The man deserves better. In his final two months at Chelsea, a squad minus six of the players Mourinho possesses now – Willian, André Schürrle, Marco van Ginkel, Samuel Eto’o, Kevin De Bruyne and Michael Essien – beat Manchester United twice, won the Europa League and took 26 points from 30 in the Premier League. Then he vanished without fanfare.
There are compensations about life in the shadow of Mount Vesuvius, like an audience which puts the football pitch above his personality. “I think I’ve talked more about tactics in nine weeks than I did in nine years in England,” he told me last week. But the sense that he would savour another chance to demonstrate his ability to the British public is unmistakeable. His wife and daughters still live on their beloved Merseyside. He can answer his phone there, too. Yes, he’d take the slings and arrows again in a flash.
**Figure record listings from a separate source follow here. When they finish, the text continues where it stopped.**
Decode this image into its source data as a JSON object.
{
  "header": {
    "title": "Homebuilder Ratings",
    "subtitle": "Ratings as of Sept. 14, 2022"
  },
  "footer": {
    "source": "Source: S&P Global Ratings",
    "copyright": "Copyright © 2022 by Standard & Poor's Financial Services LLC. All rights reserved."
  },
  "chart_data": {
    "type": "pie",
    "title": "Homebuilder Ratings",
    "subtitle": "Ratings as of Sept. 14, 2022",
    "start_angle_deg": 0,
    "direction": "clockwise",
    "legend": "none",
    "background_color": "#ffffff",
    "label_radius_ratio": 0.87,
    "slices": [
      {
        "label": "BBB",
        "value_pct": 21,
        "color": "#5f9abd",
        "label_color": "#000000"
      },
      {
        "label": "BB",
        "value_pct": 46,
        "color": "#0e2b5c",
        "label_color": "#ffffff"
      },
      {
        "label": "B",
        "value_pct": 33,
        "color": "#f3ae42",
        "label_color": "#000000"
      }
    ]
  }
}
It is not the coaches that Moyes needs the most
The way an interview given by the former Manchester United goalkeeping coach Eric Steele to the respected fanzine United We Stand – in which he claims that David Moyes went against Sir Alex Ferguson’s advice by not retaining the old man’s back-room staff – has been picked up makes it sound like a mildly bitter “I-told-you-so” from the previous regime, towards a faltering new manager who now keeps telling us he doesn’t know much about his squad. But the timings are significant. The full 6,000-word interview with Steele was undertaken by UWS’s Andy Mitten on 8 August – three days before the season even started. A different string of results would have given Steele’s words far less resonance now. It should also be said that Steele also turned down financial offers for his story, knowing that the highly respected Mitten would tell it fully and without sensation.
But even when the juicier components of a generally very positive interview are picked off there are grounds to defend the new manager against the accusation that he failed to adhere to Ferguson’s suggestion that he should “keep what you’ve got,” as Steele tells it.
United did offer first-team coach Rene Meulensteen the chance to stay at Carrington. He passed it up – because he felt the new manager’s hands-on approach to training would eclipse him. The value of Moyes retaining Ferguson’s goalkeeping coach is surely marginal.
Mike Phelan, Ferguson’s assistant and the member of that back-room triumvirate for whom the 71-year-old had highest regard, might have been of most value to United now – though by keeping Ferguson’s staff Moyes would have faced the allegation that he is not his own man. United’s single biggest folly was allowing their manager and chief executive to leave on the same day.